Now to wrap up this posting, Preemie Mommas everywhere can attest that, as soon as you start developing a support system of other NICU parents, your days get a little better. As nice as it is to talk to family and friends, unless they’ve been where you are it’s hard to really get a handle on what’s going on. I always got ‘So he’s just small?’ as the reply when explaining to others where V was. Ugh!
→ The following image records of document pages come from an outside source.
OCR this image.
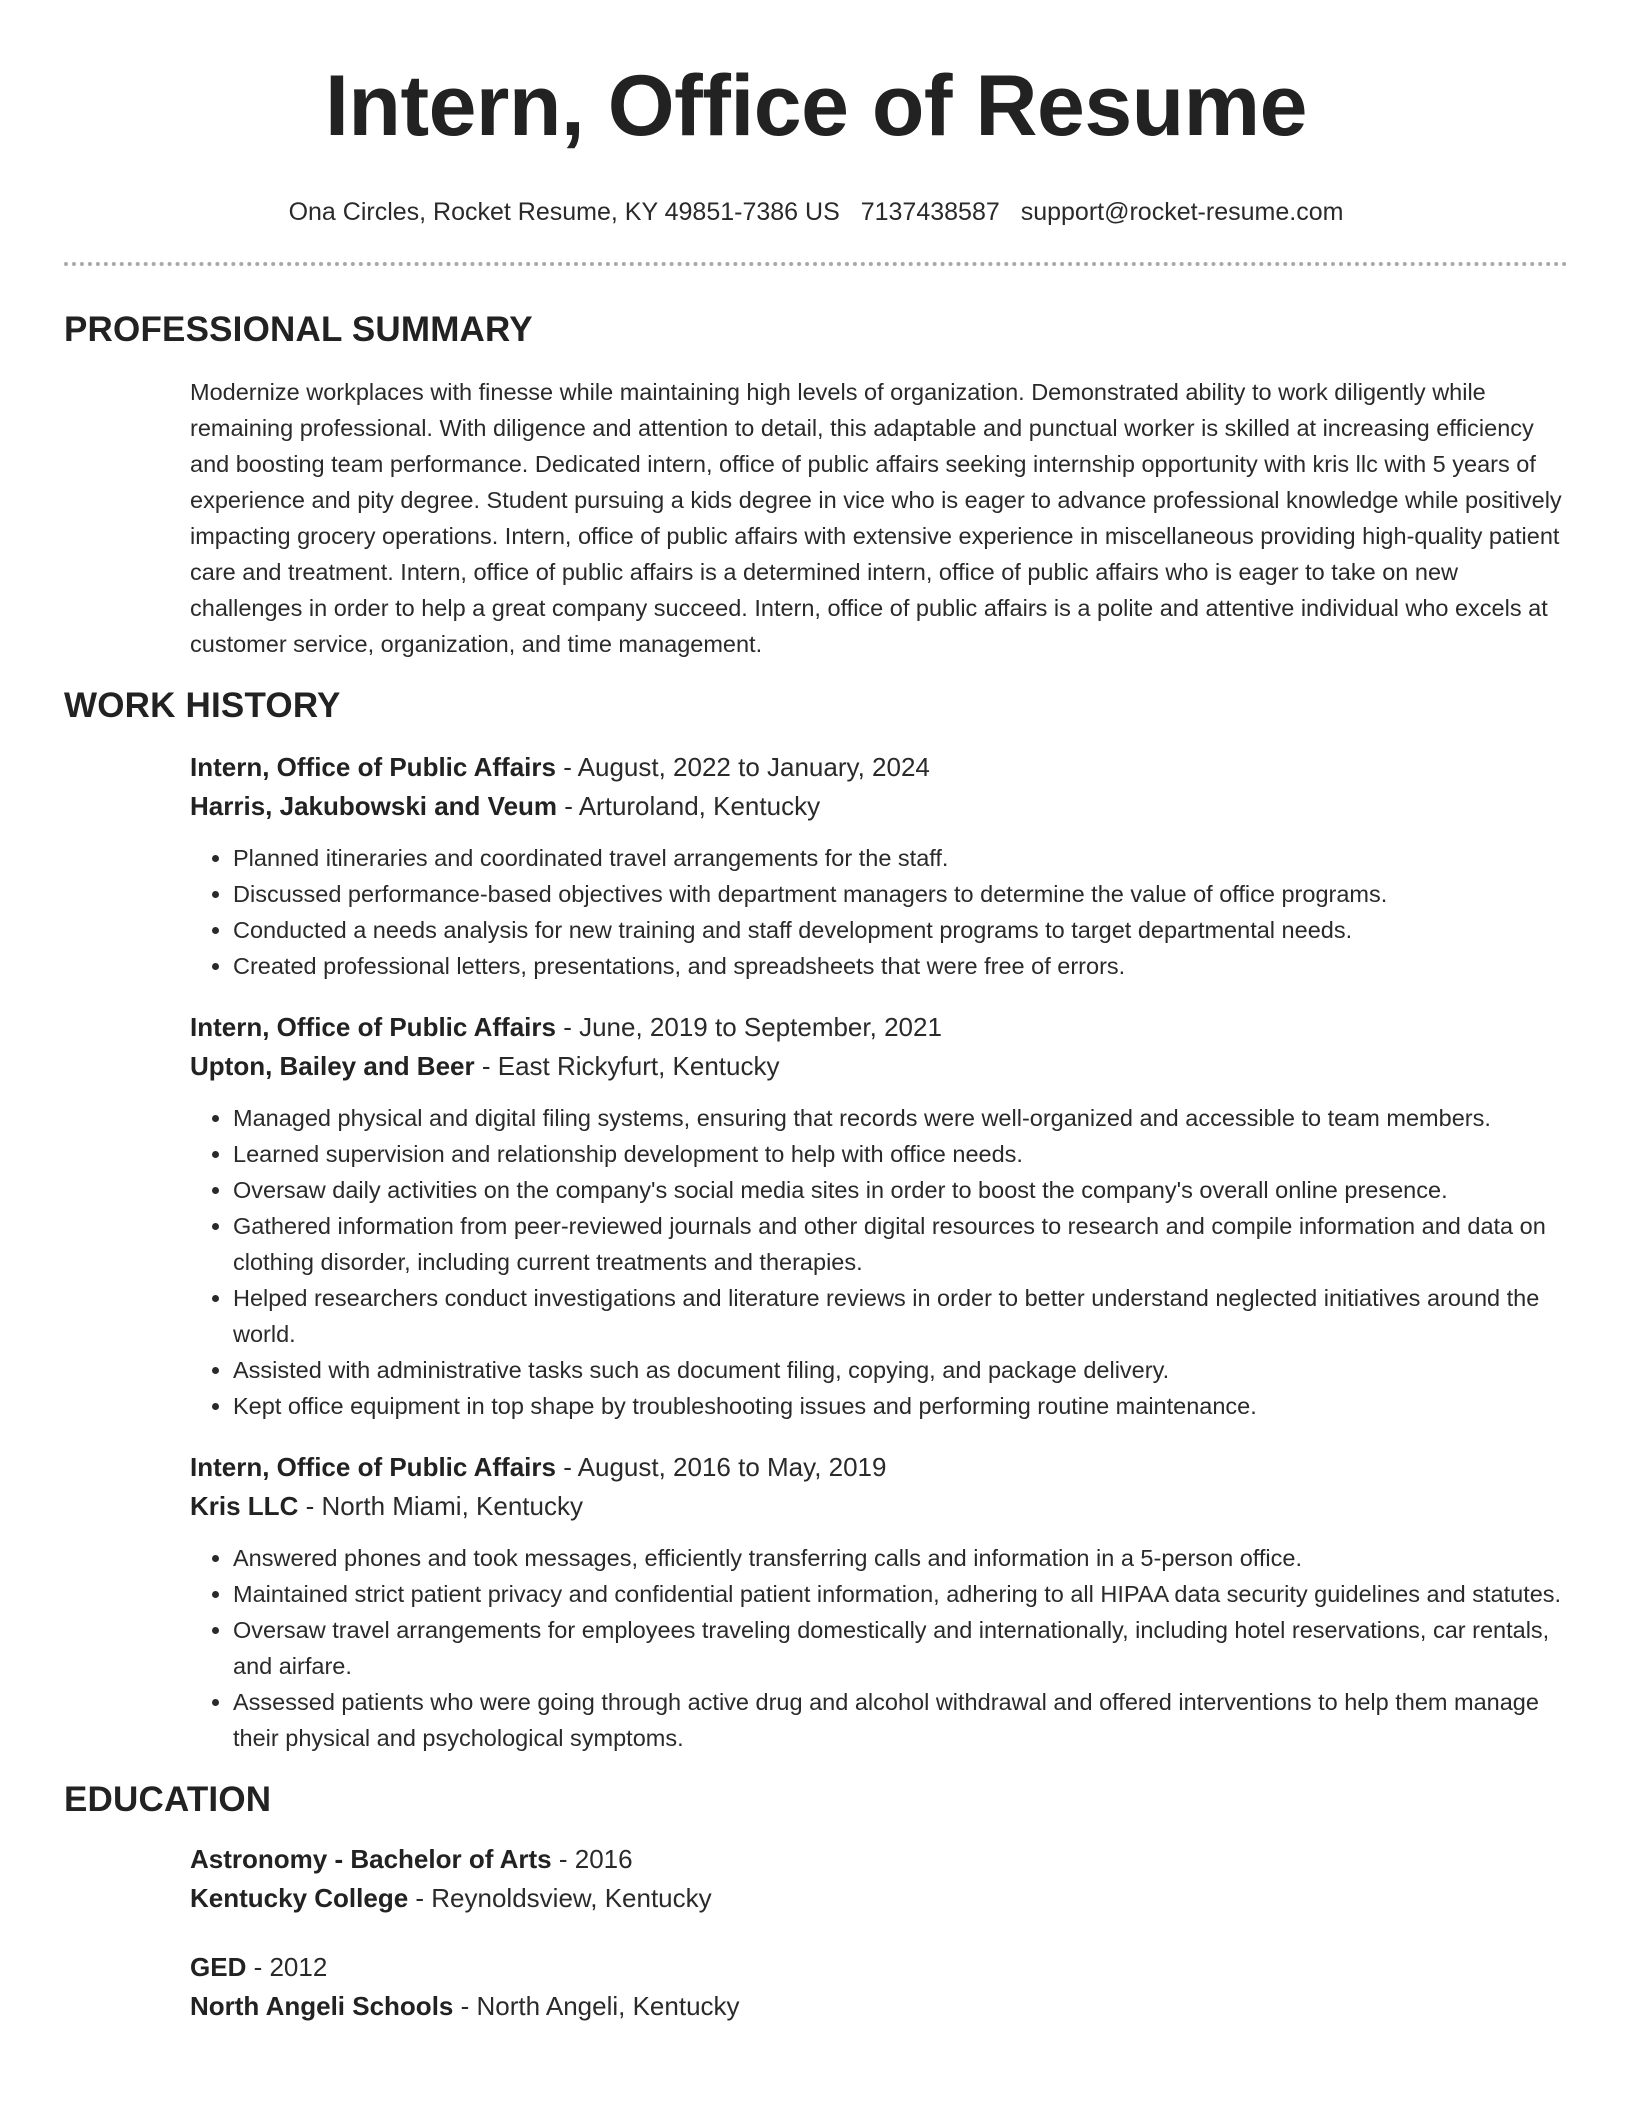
Intern, Office of Resume
Ona Circles, Rocket Resume, KY 49851-7386 US 7137438587 support@rocket-resume.com
PROFESSIONAL SUMMARY

Modernize workplaces with finesse while maintaining high levels of organization. Demonstrated ability to work diligently while remaining professional. With diligence and attention to detail, this adaptable and punctual worker is skilled at increasing efficiency and boosting team performance. Dedicated intern, office of public affairs seeking internship opportunity with kris llc with 5 years of experience and pity degree. Student pursuing a kids degree in vice who is eager to advance professional knowledge while positively impacting grocery operations. Intern, office of public affairs with extensive experience in miscellaneous providing high-quality patient care and treatment. Intern, office of public affairs is a determined intern, office of public affairs who is eager to take on new challenges in order to help a great company succeed. Intern, office of public affairs is a polite and attentive individual who excels at customer service, organization, and time management.

WORK HISTORY
Intern, Office of Public Affairs - August, 2022 to January, 2024
Harris, Jakubowski and Veum - Arturoland, Kentucky
• Planned itineraries and coordinated travel arrangements for the staff.
• Discussed performance-based objectives with department managers to determine the value of office programs.
• Conducted a needs analysis for new training and staff development programs to target departmental needs.
• Created professional letters, presentations, and spreadsheets that were free of errors.
Intern, Office of Public Affairs - June, 2019 to September, 2021
Upton, Bailey and Beer - East Rickyfurt, Kentucky
• Managed physical and digital filing systems, ensuring that records were well-organized and accessible to team members.
• Learned supervision and relationship development to help with office needs.
• Oversaw daily activities on the company's social media sites in order to boost the company's overall online presence.
• Gathered information from peer-reviewed journals and other digital resources to research and compile information and data on clothing disorder, including current treatments and therapies.
• Helped researchers conduct investigations and literature reviews in order to better understand neglected initiatives around the world.
• Assisted with administrative tasks such as document filing, copying, and package delivery.
• Kept office equipment in top shape by troubleshooting issues and performing routine maintenance.
Intern, Office of Public Affairs - August, 2016 to May, 2019
Kris LLC - North Miami, Kentucky
• Answered phones and took messages, efficiently transferring calls and information in a 5-person office.
• Maintained strict patient privacy and confidential patient information, adhering to all HIPAA data security guidelines and statutes.
• Oversaw travel arrangements for employees traveling domestically and internationally, including hotel reservations, car rentals, and airfare.
• Assessed patients who were going through active drug and alcohol withdrawal and offered interventions to help them manage their physical and psychological symptoms.
EDUCATION
Astronomy - Bachelor of Arts - 2016
Kentucky College - Reynoldsview, Kentucky
GED - 2012
North Angeli Schools - North Angeli, Kentucky
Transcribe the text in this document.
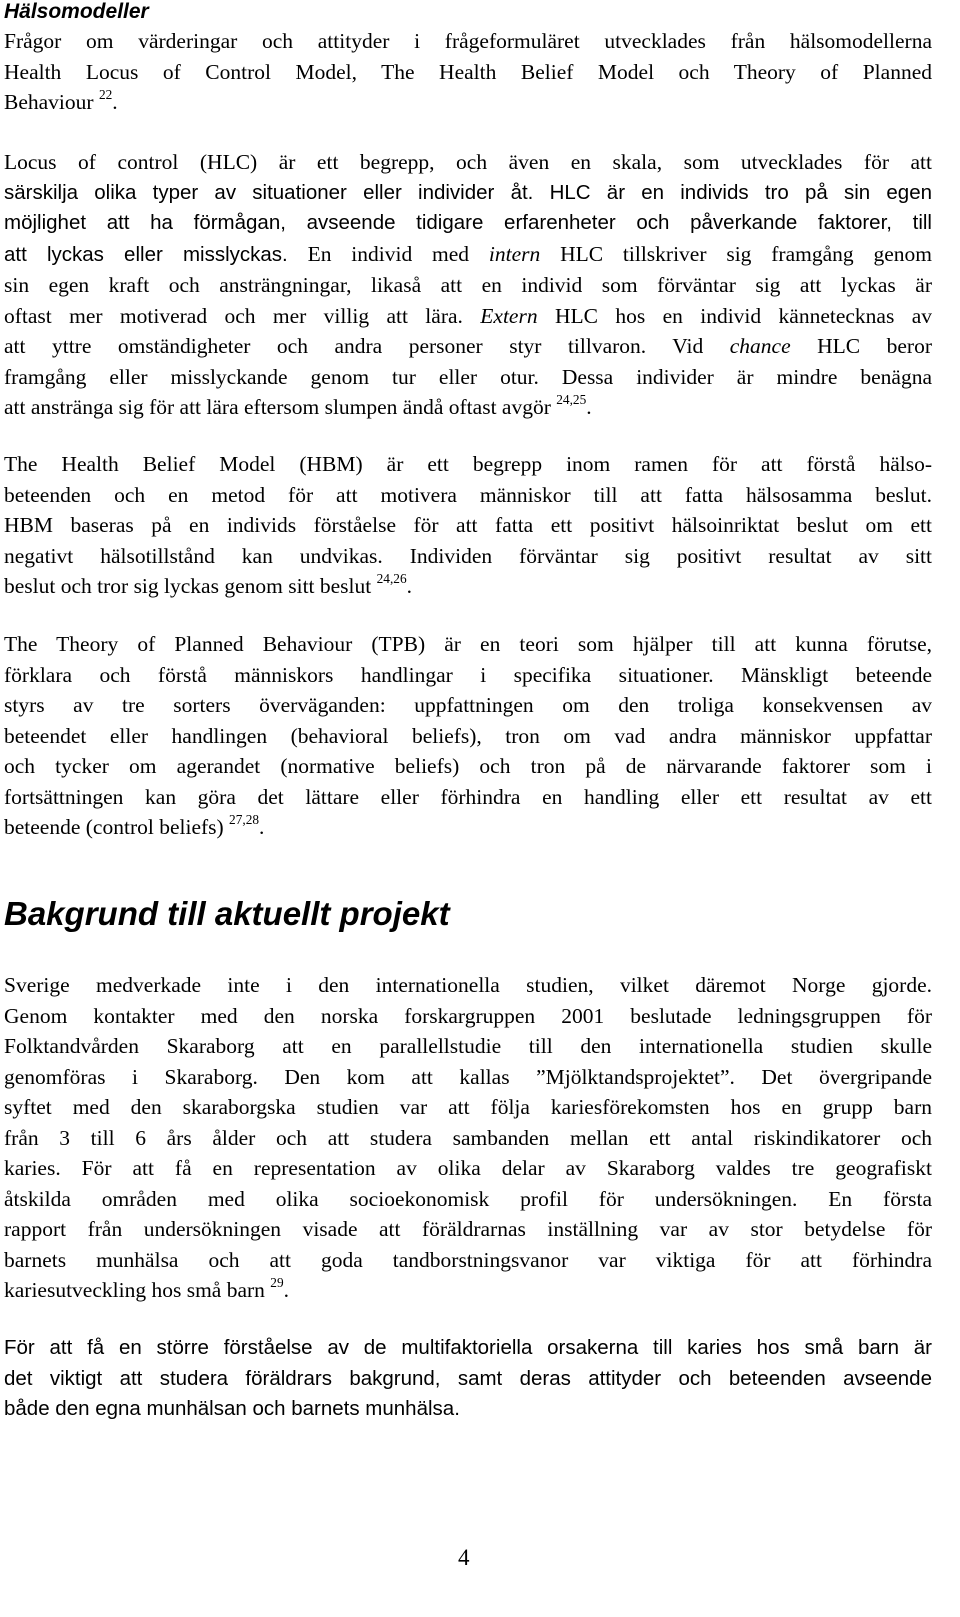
Hälsomodeller
Frågor om värderingar och attityder i frågeformuläret utvecklades från hälsomodellerna
Health Locus of Control Model, The Health Belief Model och Theory of Planned
Behaviour $^{22}$.
Locus of control (HLC) är ett begrepp, och även en skala, som utvecklades för att
särskilja olika typer av situationer eller individer åt. HLC är en individs tro på sin egen
möjlighet att ha förmågan, avseende tidigare erfarenheter och påverkande faktorer, till
att lyckas eller misslyckas. En individ med intern HLC tillskriver sig framgång genom
sin egen kraft och ansträngningar, likaså att en individ som förväntar sig att lyckas är
oftast mer motiverad och mer villig att lära. Extern HLC hos en individ kännetecknas av
att yttre omständigheter och andra personer styr tillvaron. Vid chance HLC beror
framgång eller misslyckande genom tur eller otur. Dessa individer är mindre benägna
att anstränga sig för att lära eftersom slumpen ändå oftast avgör $^{24,25}$.
The Health Belief Model (HBM) är ett begrepp inom ramen för att förstå hälso-
beteenden och en metod för att motivera människor till att fatta hälsosamma beslut.
HBM baseras på en individs förståelse för att fatta ett positivt hälsoinriktat beslut om ett
negativt hälsotillstånd kan undvikas. Individen förväntar sig positivt resultat av sitt
beslut och tror sig lyckas genom sitt beslut $^{24,26}$.
The Theory of Planned Behaviour (TPB) är en teori som hjälper till att kunna förutse,
förklara och förstå människors handlingar i specifika situationer. Mänskligt beteende
styrs av tre sorters överväganden: uppfattningen om den troliga konsekvensen av
beteendet eller handlingen (behavioral beliefs), tron om vad andra människor uppfattar
och tycker om agerandet (normative beliefs) och tron på de närvarande faktorer som i
fortsättningen kan göra det lättare eller förhindra en handling eller ett resultat av ett
beteende (control beliefs) $^{27,28}$.
Bakgrund till aktuellt projekt
Sverige medverkade inte i den internationella studien, vilket däremot Norge gjorde.
Genom kontakter med den norska forskargruppen 2001 beslutade ledningsgruppen för
Folktandvården Skaraborg att en parallellstudie till den internationella studien skulle
genomföras i Skaraborg. Den kom att kallas ”Mjölktandsprojektet”. Det övergripande
syftet med den skaraborgska studien var att följa kariesförekomsten hos en grupp barn
från 3 till 6 års ålder och att studera sambanden mellan ett antal riskindikatorer och
karies. För att få en representation av olika delar av Skaraborg valdes tre geografiskt
åtskilda områden med olika socioekonomisk profil för undersökningen. En första
rapport från undersökningen visade att föräldrarnas inställning var av stor betydelse för
barnets munhälsa och att goda tandborstningsvanor var viktiga för att förhindra
kariesutveckling hos små barn $^{29}$.
För att få en större förståelse av de multifaktoriella orsakerna till karies hos små barn är
det viktigt att studera föräldrars bakgrund, samt deras attityder och beteenden avseende
både den egna munhälsan och barnets munhälsa.
4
What those other NICU Mommies understood was that being a preemie encompasses so much more than size…it covers poor lung development, inability to regulate body temperature and oxygen levels, jaundice, susceptibility to life-threatening infections, hearing/sight/development delays, as well as the inability to summon enough energy to feed themselves. Each of these presents a world of possible complications and talking them over with other parents who know where your head is at makes them a little less scary. Think about it as similar to talking about a nightmare after you wake up in a cold sweat, it slays a few of the demons and lets you get back to sleep. Getting my frustrations and worries out to people who understood let me sit back and enjoy more of the time spent with my son, rather than spending my time thinking about all of the ‘what ifs’ that circle in your head. I can never thank those other Mommas enough for all of the generous support and giggles the provided during our experience even when their own little ones took up so much of their thoughts.